Col. David Rabb ’83 has shared his wisdom around the world, and he was proud to bring his message to students and faculty at his alma mater.

“I’m grateful for this institution,” said Rabb, who majored in criminal justice sciences, served as president of the Black Student Union, was a member of the Academic Senate, and was an on-air personality at WZND during his time as a Redbird. “This institution gave me the opportunity to grow, and I know it’s going to give you the same opportunities.”

On February 21, Rabb engaged a crowd of about 60 people in the Circus Room of the Bone Student Center for an hourlong speech titled “Reach, Change, and Grow.” The event was sponsored by Veterans and Military Services and the Department of Military Science and was held in conjunction with the Military Ball.

Rabb has devoted 41 years of service to the United States military, serving with the Marines and the Army. Additionally, he devoted 34 years of service to the Department of Veterans Affairs as a social worker. Now semiretired, he has written a children’s book, was featured on Matt Mitchell’s 100 Faces of War project, and serves on the board of directors for Paws for Purple Hearts and PsychArmor.

Rabb’s decorated resume may be inspirational, but it hasn’t come without hardship.

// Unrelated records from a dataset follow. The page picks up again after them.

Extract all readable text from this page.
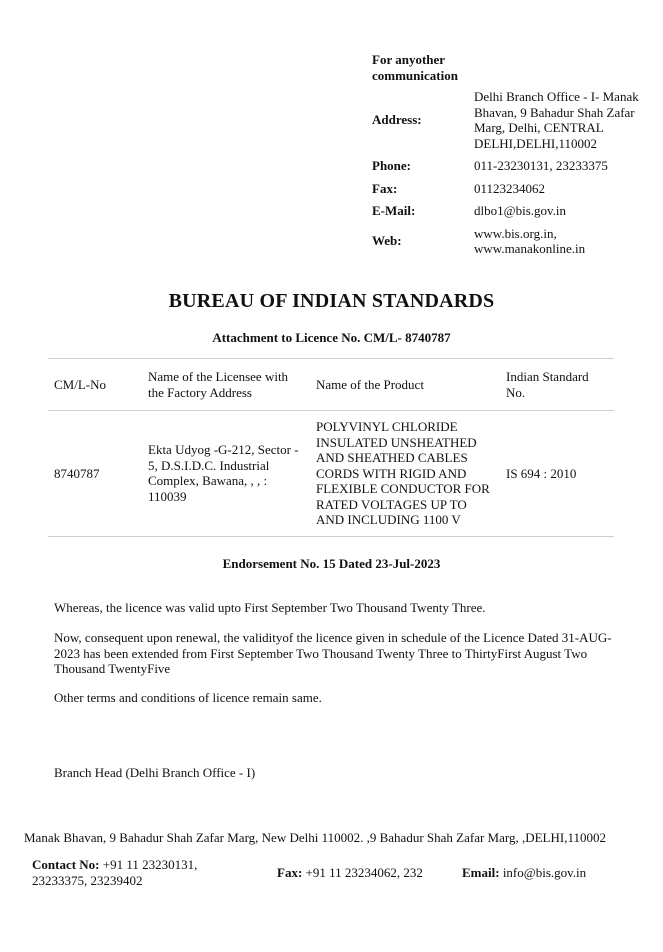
For anyother communication
Address:
Delhi Branch Office - I- Manak Bhavan, 9 Bahadur Shah Zafar Marg, Delhi, CENTRAL DELHI,DELHI,110002
Phone:	011-23230131, 23233375
Fax:	01123234062
E-Mail:	dlbo1@bis.gov.in
Web:
www.bis.org.in, www.manakonline.in
BUREAU OF INDIAN STANDARDS
Attachment to Licence No. CM/L- 8740787
CM/L-No	Name of the Licensee with the Factory Address	Name of the Product	Indian Standard No.
8740787	Ekta Udyog -G-212, Sector - 5, D.S.I.D.C. Industrial Complex, Bawana, , , : 110039	POLYVINYL CHLORIDE INSULATED UNSHEATHED AND SHEATHED CABLES CORDS WITH RIGID AND FLEXIBLE CONDUCTOR FOR RATED VOLTAGES UP TO AND INCLUDING 1100 V	IS 694 : 2010
Endorsement No. 15 Dated 23-Jul-2023
Whereas, the licence was valid upto First September Two Thousand Twenty Three.
Now, consequent upon renewal, the validityof the licence given in schedule of the Licence Dated 31-AUG-2023 has been extended from First September Two Thousand Twenty Three to ThirtyFirst August Two Thousand TwentyFive
Other terms and conditions of licence remain same.
Branch Head (Delhi Branch Office - I)
Manak Bhavan, 9 Bahadur Shah Zafar Marg, New Delhi 110002. ,9 Bahadur Shah Zafar Marg, ,DELHI,110002
Contact No: +91 11 23230131, 23233375, 23239402	Fax: +91 11 23234062, 232	Email: info@bis.gov.in
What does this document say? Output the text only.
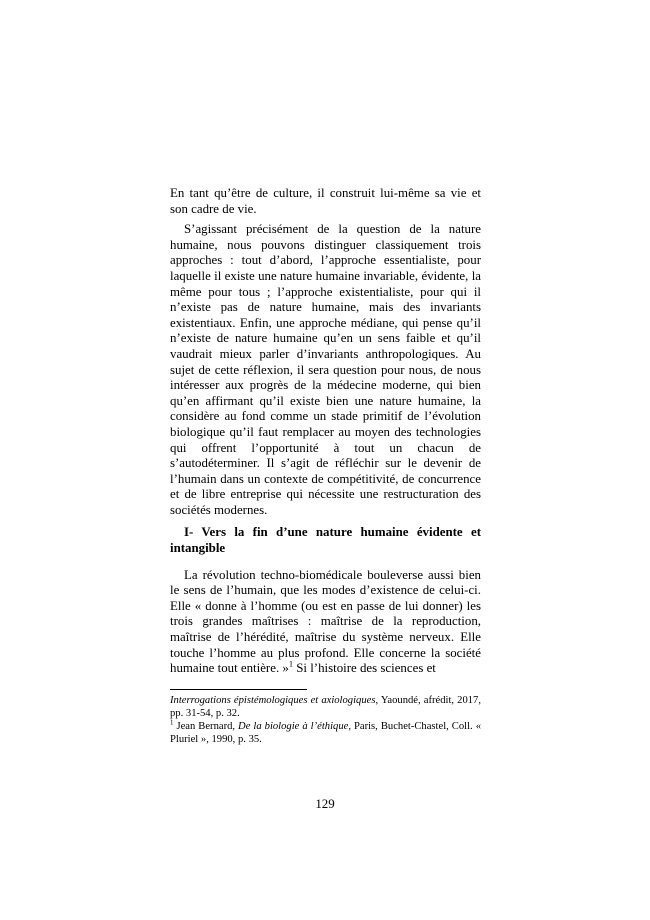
En tant qu’être de culture, il construit lui-même sa vie et son cadre de vie.

S’agissant précisément de la question de la nature humaine, nous pouvons distinguer classiquement trois approches : tout d’abord, l’approche essentialiste, pour laquelle il existe une nature humaine invariable, évidente, la même pour tous ; l’approche existentialiste, pour qui il n’existe pas de nature humaine, mais des invariants existentiaux. Enfin, une approche médiane, qui pense qu’il n’existe de nature humaine qu’en un sens faible et qu’il vaudrait mieux parler d’invariants anthropologiques. Au sujet de cette réflexion, il sera question pour nous, de nous intéresser aux progrès de la médecine moderne, qui bien qu’en affirmant qu’il existe bien une nature humaine, la considère au fond comme un stade primitif de l’évolution biologique qu’il faut remplacer au moyen des technologies qui offrent l’opportunité à tout un chacun de s’autodéterminer. Il s’agit de réfléchir sur le devenir de l’humain dans un contexte de compétitivité, de concurrence et de libre entreprise qui nécessite une restructuration des sociétés modernes.

I- Vers la fin d’une nature humaine évidente et intangible

La révolution techno-biomédicale bouleverse aussi bien le sens de l’humain, que les modes d’existence de celui-ci. Elle « donne à l’homme (ou est en passe de lui donner) les trois grandes maîtrises : maîtrise de la reproduction, maîtrise de l’hérédité, maîtrise du système nerveux. Elle touche l’homme au plus profond. Elle concerne la société humaine tout entière. »$^1$ Si l’histoire des sciences et

Interrogations épistémologiques et axiologiques, Yaoundé, afrédit, 2017, pp. 31-54, p. 32.

$^1$ Jean Bernard, De la biologie à l’éthique, Paris, Buchet-Chastel, Coll. « Pluriel », 1990, p. 35.

129
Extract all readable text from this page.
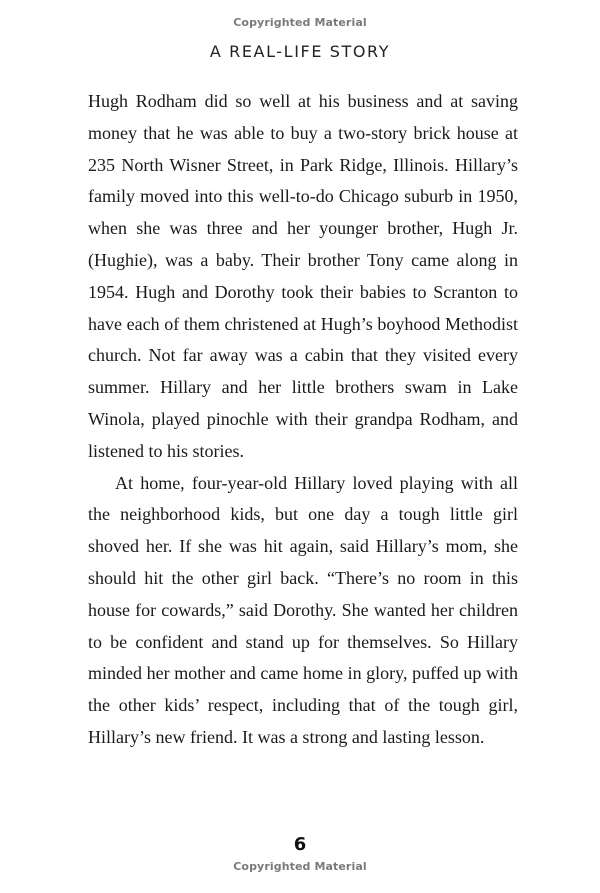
Copyrighted Material
A REAL-LIFE STORY

Hugh Rodham did so well at his business and at saving money that he was able to buy a two-story brick house at 235 North Wisner Street, in Park Ridge, Illinois. Hillary’s family moved into this well-to-do Chicago suburb in 1950, when she was three and her younger brother, Hugh Jr. (Hughie), was a baby. Their brother Tony came along in 1954. Hugh and Dorothy took their babies to Scranton to have each of them christened at Hugh’s boyhood Methodist church. Not far away was a cabin that they visited every summer. Hillary and her little brothers swam in Lake Winola, played pinochle with their grandpa Rodham, and listened to his stories.

At home, four-year-old Hillary loved playing with all the neighborhood kids, but one day a tough little girl shoved her. If she was hit again, said Hillary’s mom, she should hit the other girl back. “There’s no room in this house for cowards,” said Dorothy. She wanted her children to be confident and stand up for themselves. So Hillary minded her mother and came home in glory, puffed up with the other kids’ respect, including that of the tough girl, Hillary’s new friend. It was a strong and lasting lesson.

6
Copyrighted Material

Throughout his presentation, Rabb talked about the mental toll caused by combat as well as the breakthroughs that are being made to help those affected. He introduced the audience to the concept of “moral injury,” which he described as an “invisible wound to the soul,” often as a result of being required to go against one’s moral or ethical values. Rabb convinced the Veterans Administration and the Department of Defense to formally recognize moral injury as a disability.

ROTC students in attendance at the Reach, Change, and Grow event

ROTC members in attendance at the “Reach, Change, and Grow” event.

In the middle of his presentation, Rabb asked the audience to step into his shoes. “One of the reasons I have a moral injury is because I had to make a decision,” said Rabb. “A critical decision.”

He set the scene. It was 2004 in Iraq. He was a major at the time and was providing counseling and stress management to his soldiers. A commander ordered Rabb to move his soldiers to where the battle was intensifying. Rabb’s instinct was to refuse to place his soldiers in harm’s way, but he was legally obligated to follow orders. Ultimately, he chose to follow the order.

After recounting the scenario, Rabb asked the audience what they would do in his predicament. There was a moment of silence until a few members of the crowd chimed in to say that they would have also followed the chain of command.

“Leadership is about thinking,” said Rabb. “But it’s also about doing.”

Rabb embraces being a natural-born leader. He eagerly shared his “G.R.O.W” philosophy with the crowd: “G” stands for setting goals, “R” for reaching out, “O” for seeking opportunities, and “W” for putting in the work. He also stressed the importance of having a healthy work-life balance and made sure to use his platform to uplift those who may be facing their own struggles.

“There’s nothing wrong with struggling,” said Rabb. “We all struggle in our own way, and that’s OK.

“If you’re not struggling, what are you doing?”